Рассветное солнце припекало почти по-летнему. Я сняла куртку и повернулась к солнцу, свесив ноги вниз. Всё ограждение крыши — невысокий бордюр, опасный для стоящих, но удобный для сидящих. Я подставила лицо солнечным лучам и зажмурилась. Как легко, когда всё просто… Стёпа так садиться не рискнул, лишь глянул искоса и с усердием взялся за очередной беляш.
— Стёп, а ты для чего живешь?
— О, как все запущенно… — протянул он.
— Не уходи от вопроса.
— Не знаю, — он пожал плечами и глотнул минералки. — Может, чтобы попасть в сказку.

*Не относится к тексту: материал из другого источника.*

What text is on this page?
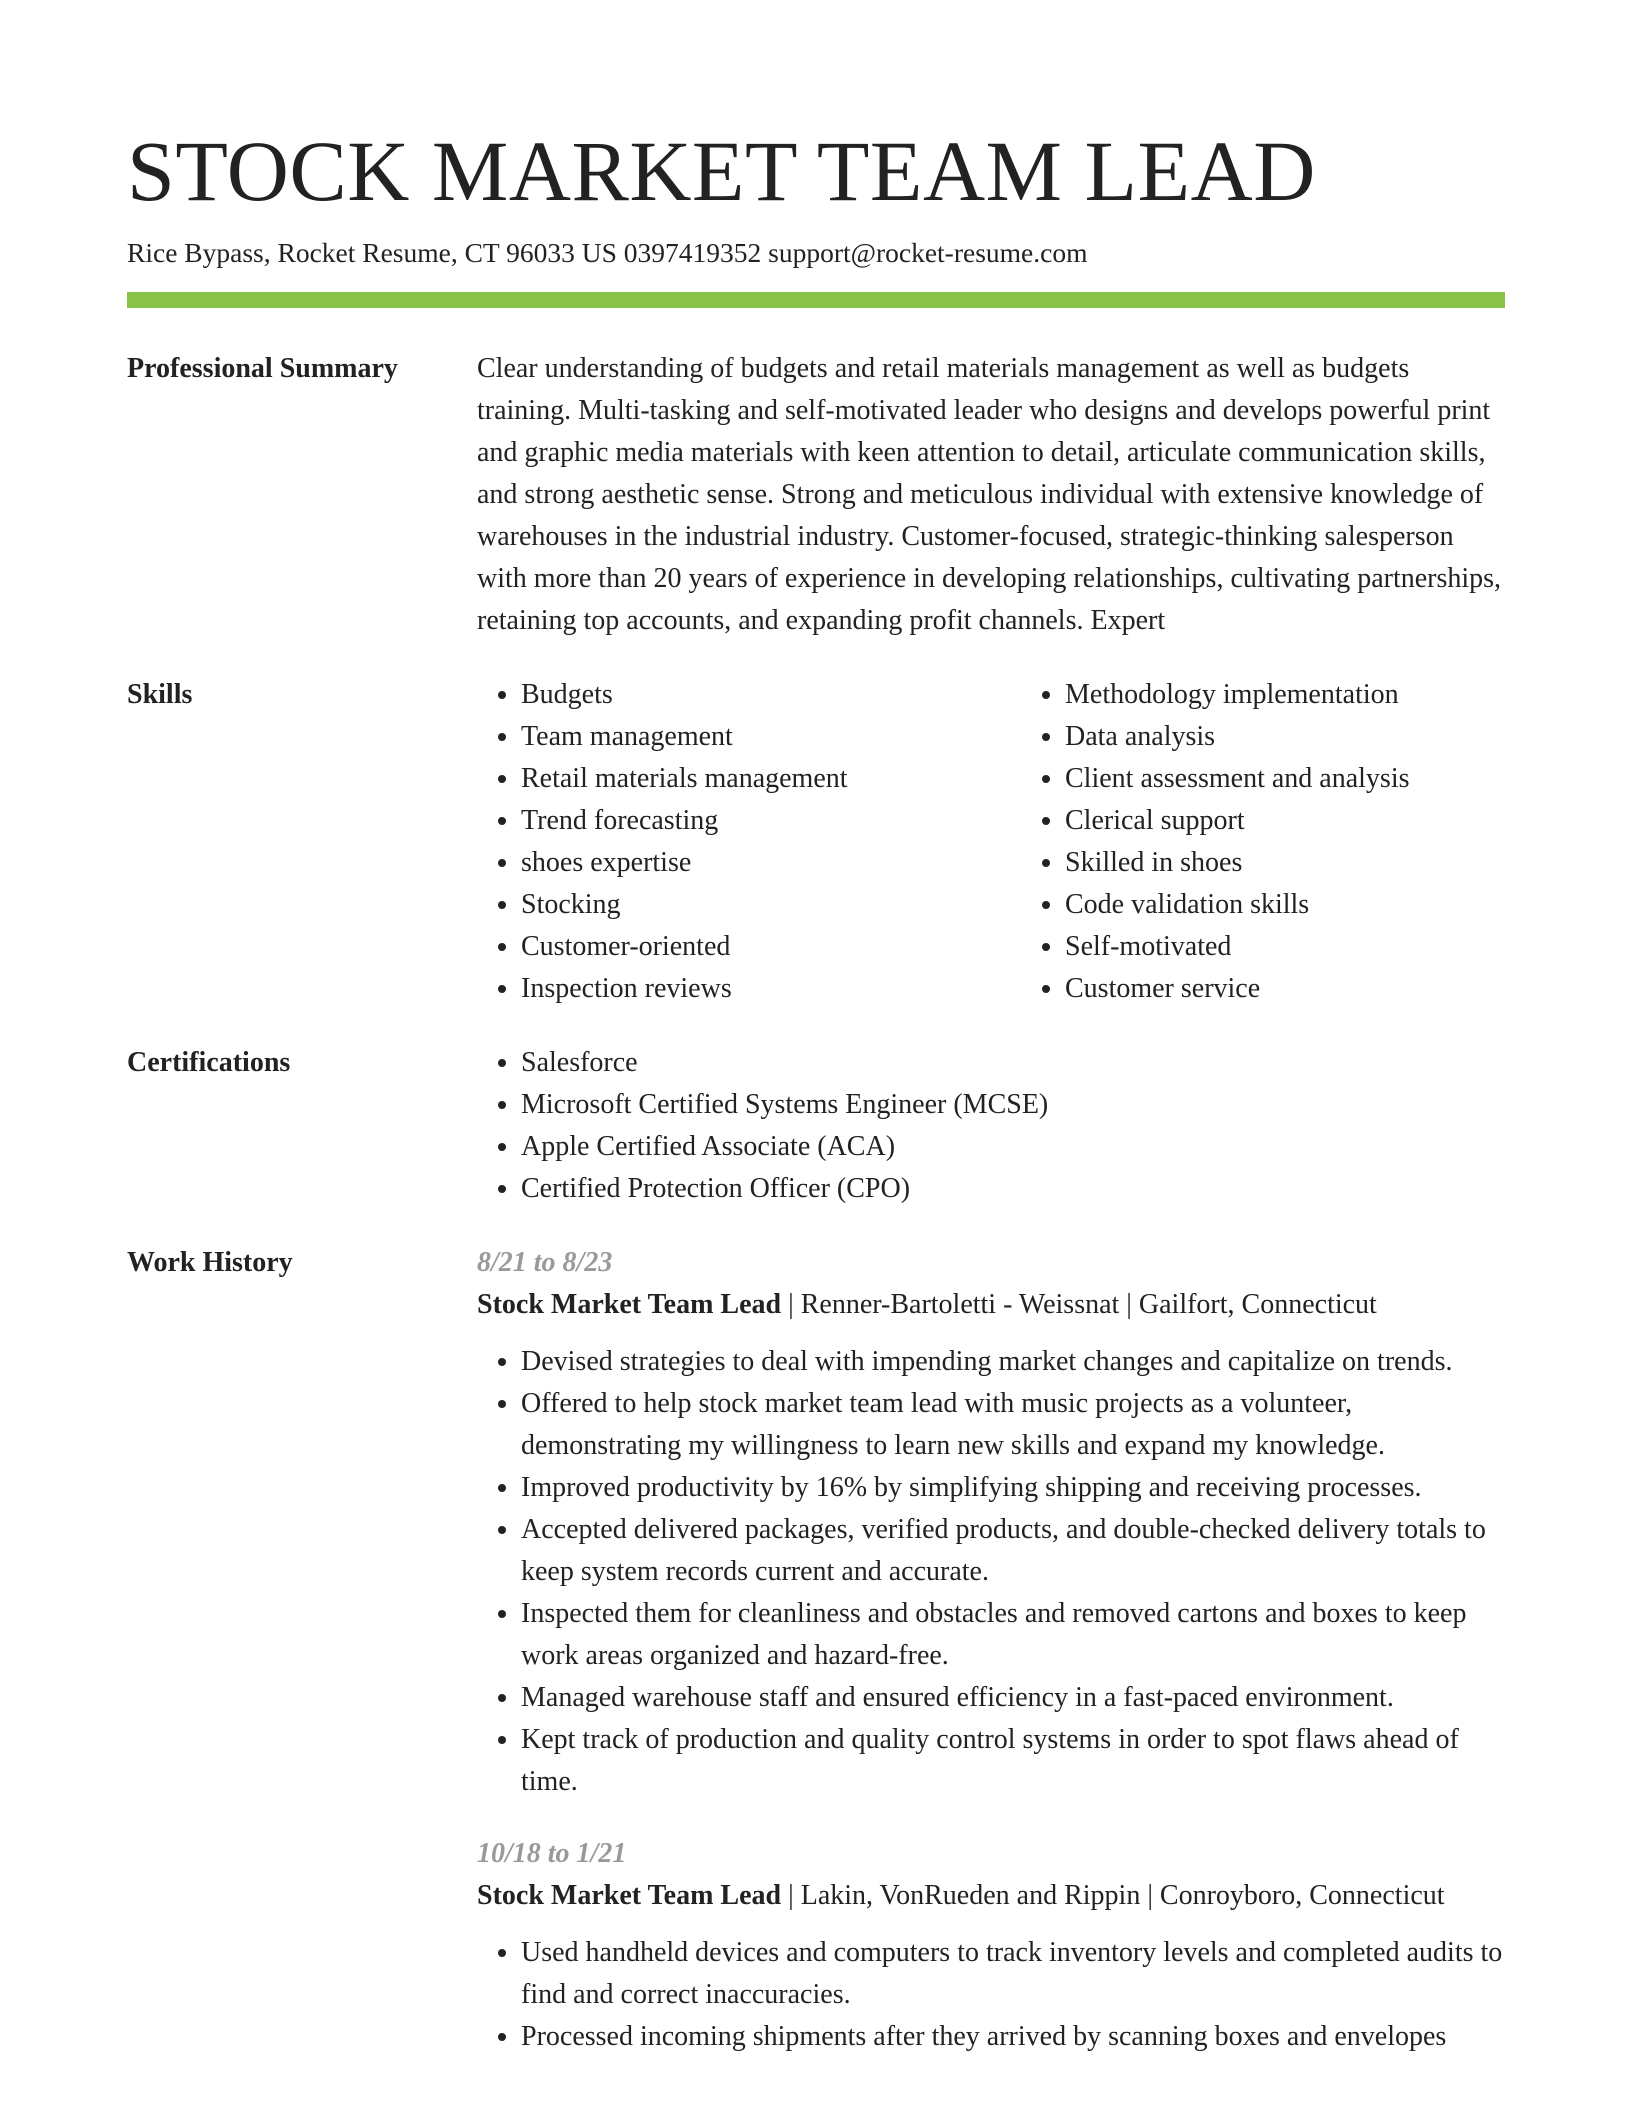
STOCK MARKET TEAM LEAD
Rice Bypass, Rocket Resume, CT 96033 US 0397419352 support@rocket-resume.com
Professional Summary	Clear understanding of budgets and retail materials management as well as budgets training. Multi-tasking and self-motivated leader who designs and develops powerful print and graphic media materials with keen attention to detail, articulate communication skills, and strong aesthetic sense. Strong and meticulous individual with extensive knowledge of warehouses in the industrial industry. Customer-focused, strategic-thinking salesperson with more than 20 years of experience in developing relationships, cultivating partnerships, retaining top accounts, and expanding profit channels. Expert

Skills	• Budgets
• Team management
• Retail materials management
• Trend forecasting
• shoes expertise
• Stocking
• Customer-oriented
• Inspection reviews
• Methodology implementation
• Data analysis
• Client assessment and analysis
• Clerical support
• Skilled in shoes
• Code validation skills
• Self-motivated
• Customer service
Certifications	• Salesforce
• Microsoft Certified Systems Engineer (MCSE)
• Apple Certified Associate (ACA)
• Certified Protection Officer (CPO)
Work History	8/21 to 8/23
Stock Market Team Lead | Renner-Bartoletti - Weissnat | Gailfort, Connecticut
• Devised strategies to deal with impending market changes and capitalize on trends.
• Offered to help stock market team lead with music projects as a volunteer, demonstrating my willingness to learn new skills and expand my knowledge.
• Improved productivity by 16% by simplifying shipping and receiving processes.
• Accepted delivered packages, verified products, and double-checked delivery totals to keep system records current and accurate.
• Inspected them for cleanliness and obstacles and removed cartons and boxes to keep work areas organized and hazard-free.
• Managed warehouse staff and ensured efficiency in a fast-paced environment.
• Kept track of production and quality control systems in order to spot flaws ahead of time.
10/18 to 1/21
Stock Market Team Lead | Lakin, VonRueden and Rippin | Conroyboro, Connecticut
• Used handheld devices and computers to track inventory levels and completed audits to find and correct inaccuracies.
• Processed incoming shipments after they arrived by scanning boxes and envelopes
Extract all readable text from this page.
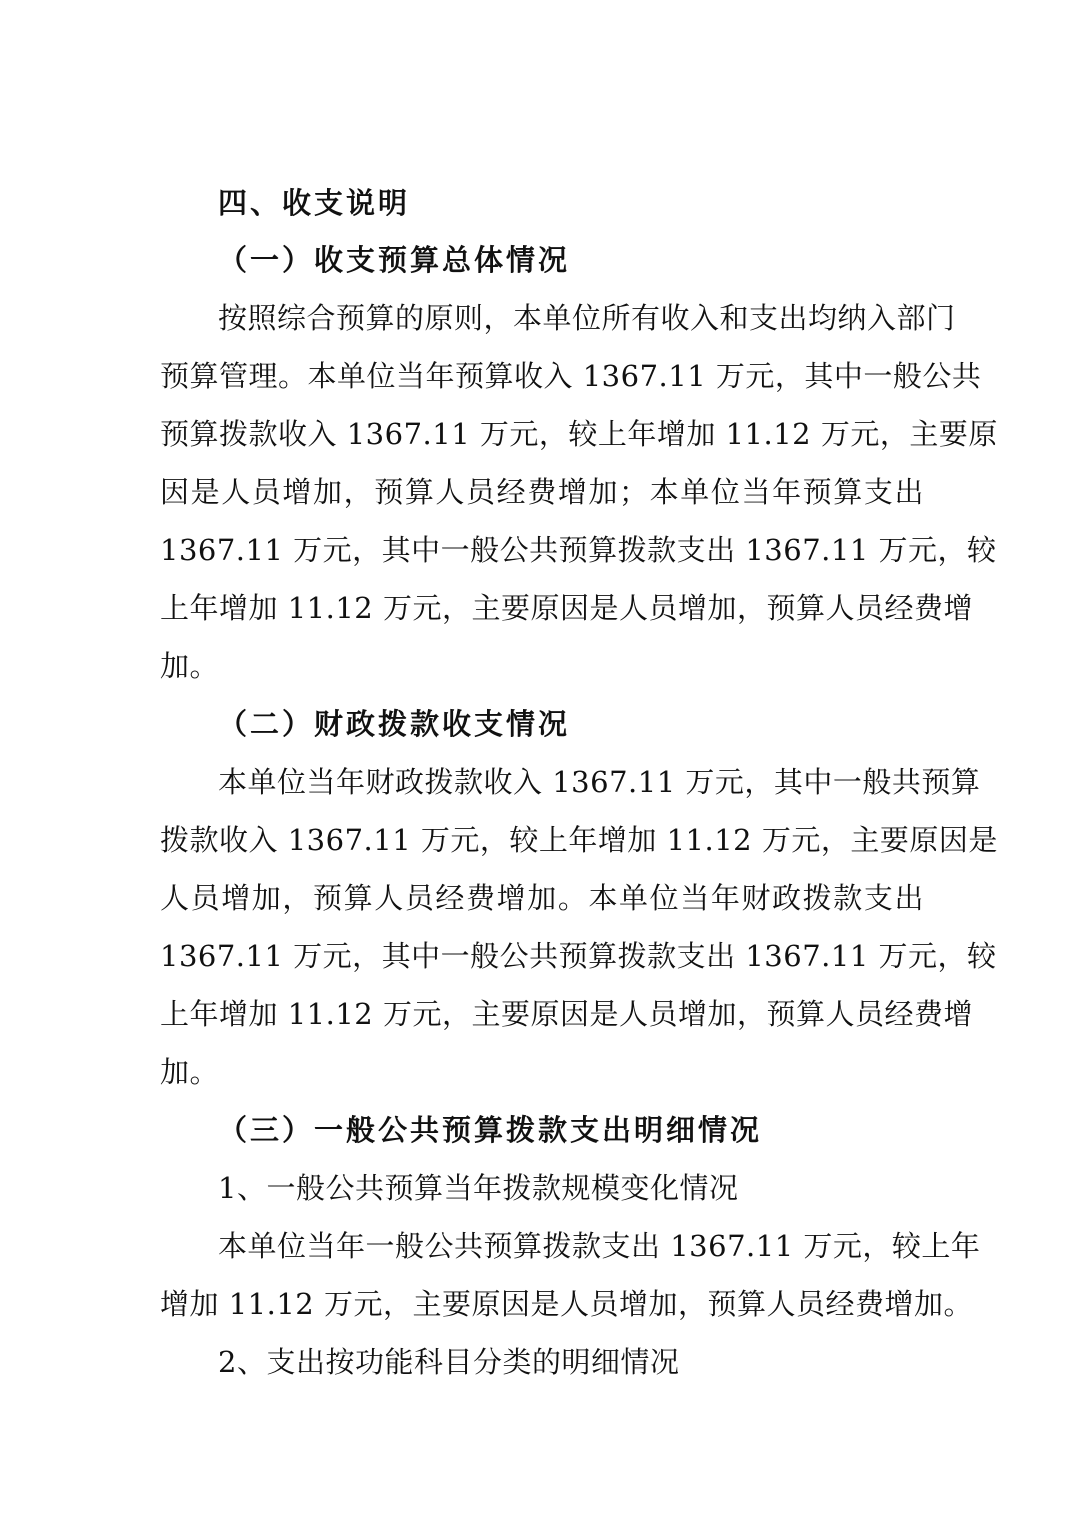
四、收支说明
（一）收支预算总体情况
按照综合预算的原则，本单位所有收入和支出均纳入部门
预算管理。本单位当年预算收入 1367.11 万元，其中一般公共
预算拨款收入 1367.11 万元，较上年增加 11.12 万元，主要原
因是人员增加，预算人员经费增加；本单位当年预算支出
1367.11 万元，其中一般公共预算拨款支出 1367.11 万元，较
上年增加 11.12 万元，主要原因是人员增加，预算人员经费增
加。
（二）财政拨款收支情况
本单位当年财政拨款收入 1367.11 万元，其中一般共预算
拨款收入 1367.11 万元，较上年增加 11.12 万元，主要原因是
人员增加，预算人员经费增加。本单位当年财政拨款支出
1367.11 万元，其中一般公共预算拨款支出 1367.11 万元，较
上年增加 11.12 万元，主要原因是人员增加，预算人员经费增
加。
（三）一般公共预算拨款支出明细情况
1、一般公共预算当年拨款规模变化情况
本单位当年一般公共预算拨款支出 1367.11 万元，较上年
增加 11.12 万元，主要原因是人员增加，预算人员经费增加。
2、支出按功能科目分类的明细情况
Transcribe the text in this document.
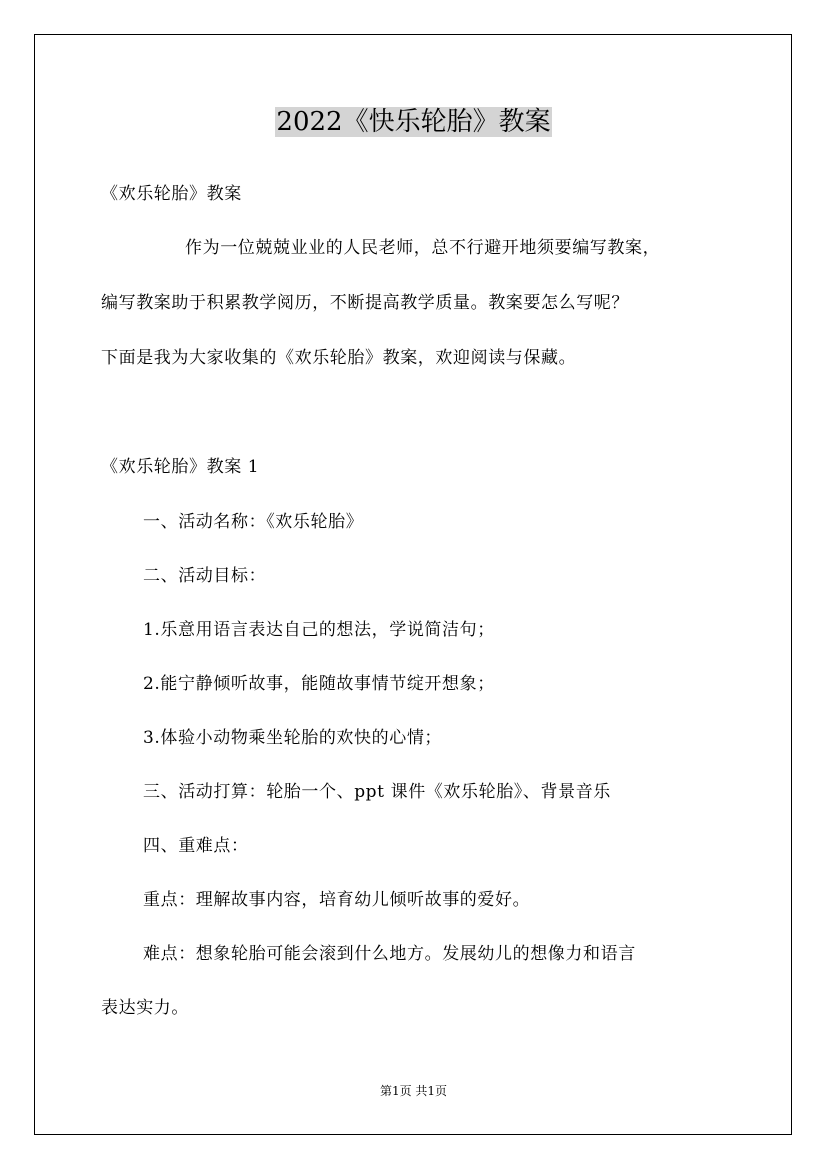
2022《快乐轮胎》教案
《欢乐轮胎》教案
作为一位兢兢业业的人民老师，总不行避开地须要编写教案，
编写教案助于积累教学阅历，不断提高教学质量。教案要怎么写呢？
下面是我为大家收集的《欢乐轮胎》教案，欢迎阅读与保藏。
《欢乐轮胎》教案 1
一、活动名称：《欢乐轮胎》
二、活动目标：
1.乐意用语言表达自己的想法，学说简洁句；
2.能宁静倾听故事，能随故事情节绽开想象；
3.体验小动物乘坐轮胎的欢快的心情；
三、活动打算：轮胎一个、ppt 课件《欢乐轮胎》、背景音乐
四、重难点：
重点：理解故事内容，培育幼儿倾听故事的爱好。
难点：想象轮胎可能会滚到什么地方。发展幼儿的想像力和语言
表达实力。
第1页 共1页
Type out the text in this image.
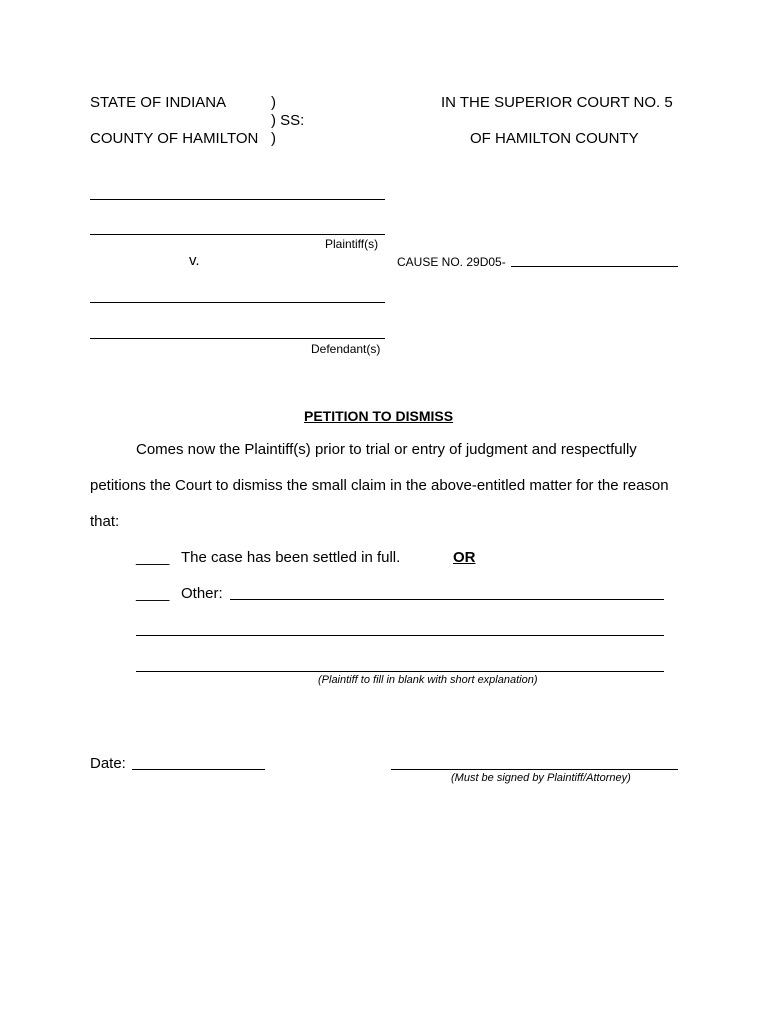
STATE OF INDIANA	)
) SS:
COUNTY OF HAMILTON )
IN THE SUPERIOR COURT NO. 5
OF HAMILTON COUNTY
Plaintiff(s)
v.	CAUSE NO. 29D05-
Defendant(s)
PETITION TO DISMISS
Comes now the Plaintiff(s) prior to trial or entry of judgment and respectfully
petitions the Court to dismiss the small claim in the above-entitled matter for the reason
that:
____ The case has been settled in full.	OR
____ Other:
(Plaintiff to fill in blank with short explanation)
Date:
(Must be signed by Plaintiff/Attorney)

— В темную, страшную и опасную?
— А пофигу. Главное, что волшебная.
Я хмыкнула и с сакраментальным «Палач не должен быть голодным» забрала последний бутерброд.
— Откуда такая поговорка?
— Сытый человек — добрый человек, — пояснила я, — спокойный, расслабленный и не озабоченный проблемами организма. А вот голодный — нервный, злой и торопливый. Законы природы, и никакой магии.